As tarifas de autocarro aumentaram de 2,75 reais (0,83 euros) para três reais (0,91 euros), o que motivou os protestos desde o início do ano.

A presidente do Brasil, Dilma Rousseff, lamentou na segunda-feira a morte de Santiago Andrade, afirmando que a liberdade de manifestação "nunca" pode ser usada para matar. "A liberdade de manifestação é um princípio fundamental da democracia e nunca pode ser usada para matar, ferir, agredir e ameaçar vidas humanas, nem para destruir património público ou privado", afirmou a chefe de Estado brasileira num conjunto de mensagens na rede social Twitter.
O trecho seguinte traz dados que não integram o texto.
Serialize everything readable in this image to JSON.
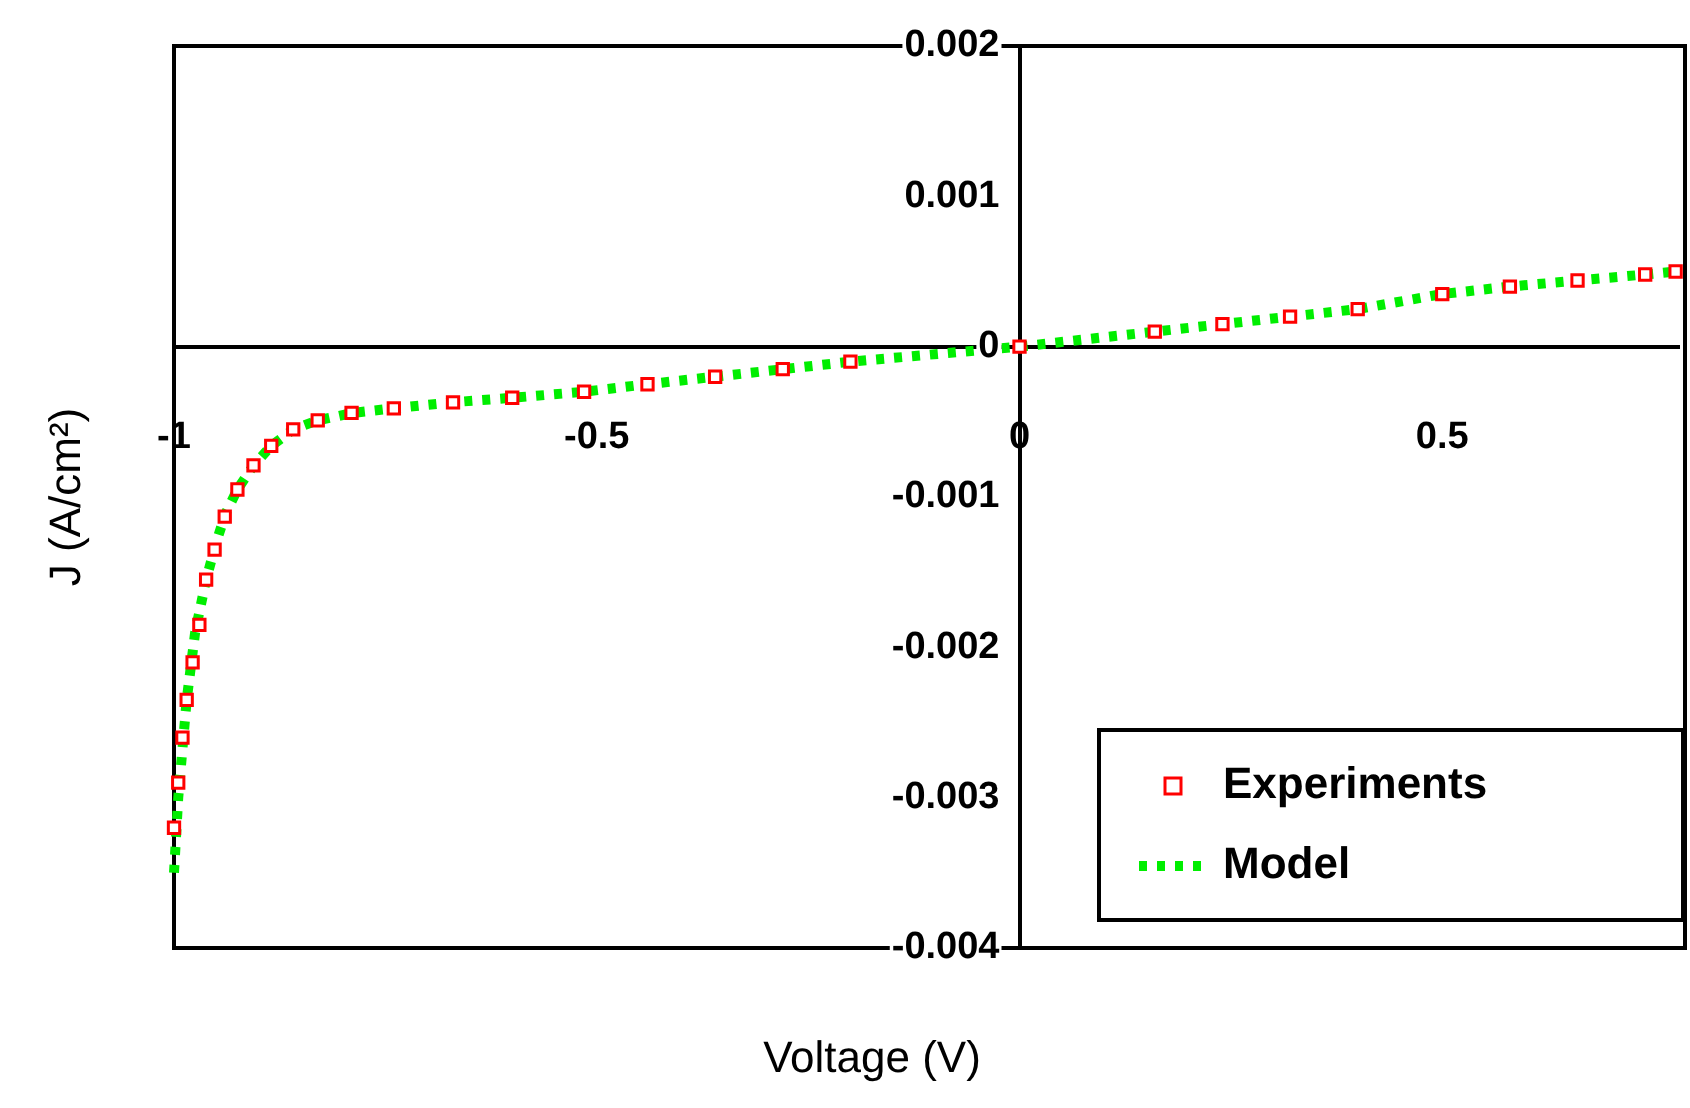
{
  "chart_data": {
    "type": "scatter",
    "xlabel": "Voltage (V)",
    "ylabel": "J (A/cm²)",
    "xlim": [
      -1,
      0.78
    ],
    "ylim": [
      -0.004,
      0.002
    ],
    "xticks": [
      -1,
      -0.5,
      0,
      0.5
    ],
    "yticks": [
      -0.004,
      -0.003,
      -0.002,
      -0.001,
      0,
      0.001,
      0.002
    ],
    "grid": false,
    "legend": "bottom right",
    "series": [
      {
        "name": "Experiments",
        "type": "scatter",
        "marker": "square",
        "color": "#ff0000",
        "x": [
          -1.0,
          -0.995,
          -0.99,
          -0.985,
          -0.978,
          -0.97,
          -0.962,
          -0.952,
          -0.94,
          -0.925,
          -0.906,
          -0.885,
          -0.859,
          -0.83,
          -0.79,
          -0.74,
          -0.67,
          -0.6,
          -0.515,
          -0.44,
          -0.36,
          -0.28,
          -0.2,
          0.0,
          0.16,
          0.24,
          0.32,
          0.4,
          0.5,
          0.58,
          0.66,
          0.74,
          0.776
        ],
        "values": [
          -0.0032,
          -0.0029,
          -0.0026,
          -0.00235,
          -0.0021,
          -0.00185,
          -0.00155,
          -0.00135,
          -0.00113,
          -0.00095,
          -0.00079,
          -0.00066,
          -0.00055,
          -0.00049,
          -0.00044,
          -0.00041,
          -0.00037,
          -0.00034,
          -0.0003,
          -0.00025,
          -0.0002,
          -0.00015,
          -0.0001,
          0.0,
          0.0001,
          0.00015,
          0.0002,
          0.00025,
          0.00035,
          0.0004,
          0.00044,
          0.00048,
          0.0005
        ]
      },
      {
        "name": "Model",
        "type": "line",
        "marker": "none",
        "line_style": "dotted",
        "color": "#00ee00",
        "x": [
          -1.0,
          -0.995,
          -0.985,
          -0.975,
          -0.962,
          -0.95,
          -0.939,
          -0.925,
          -0.906,
          -0.885,
          -0.859,
          -0.83,
          -0.788,
          -0.74,
          -0.671,
          -0.6,
          -0.515,
          -0.44,
          -0.36,
          -0.28,
          -0.2,
          0.0,
          0.16,
          0.24,
          0.32,
          0.4,
          0.5,
          0.58,
          0.66,
          0.74,
          0.776
        ],
        "values": [
          -0.0035,
          -0.003,
          -0.00235,
          -0.0019,
          -0.00155,
          -0.0013,
          -0.00111,
          -0.00095,
          -0.00079,
          -0.00066,
          -0.00055,
          -0.00049,
          -0.00044,
          -0.00041,
          -0.00037,
          -0.00034,
          -0.0003,
          -0.00025,
          -0.0002,
          -0.00015,
          -0.0001,
          0.0,
          0.0001,
          0.00015,
          0.0002,
          0.00025,
          0.00035,
          0.0004,
          0.00044,
          0.00048,
          0.0005
        ]
      }
    ]
  }
}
Dilma Rousseff afirmou que ficou "entristecida" com a morte de Santiago Andrade, considerando que "não é aceitável que manifestações democráticas sejam desvirtuadas por quem não tem respeito pela vida humana". No mesmo conjunto de mensagens, Rousseff anunciou que ordenou à Polícia Federal que apoie as investigações conduzidas pela Polícia Civil do Rio de Janeiro.

A organização Repórteres sem Fronteiras (RSF) também lamentou a morte do profissional de comunicação social. "Mais do que nunca, a RSF exorta as forças de ordem e os participantes em manifestações a respeitarem o trabalho dos jornalistas que fazem a cobertura [jornalística] dos movimentos populares", assinalou a organização de defesa da liberdade de imprensa, num comunicado.

A RSF pediu igualmente às autoridades brasileiras "medidas fortes", a poucos meses do Mundial de Futebol, apelando ainda para que tudo seja feito para identificar e sancionar os responsáveis pela morte, "com o fim de prevenir a impunidade".

O operador de câmara, funcionário da emissora Bandeirantes, estava a registar imagens de confrontos entre polícias e manifestantes quando foi atingido por um objecto pirotécnico, na quinta-feira passada. O profissional foi socorrido e transportado para o hospital, onde foi submetido a uma cirurgia. Desde então, Santiago encontrava-se em coma induzido, ligado a aparelhos de suporte de vida. As autoridades detiveram no domingo um manifestante suspeito de estar envolvido no incidente.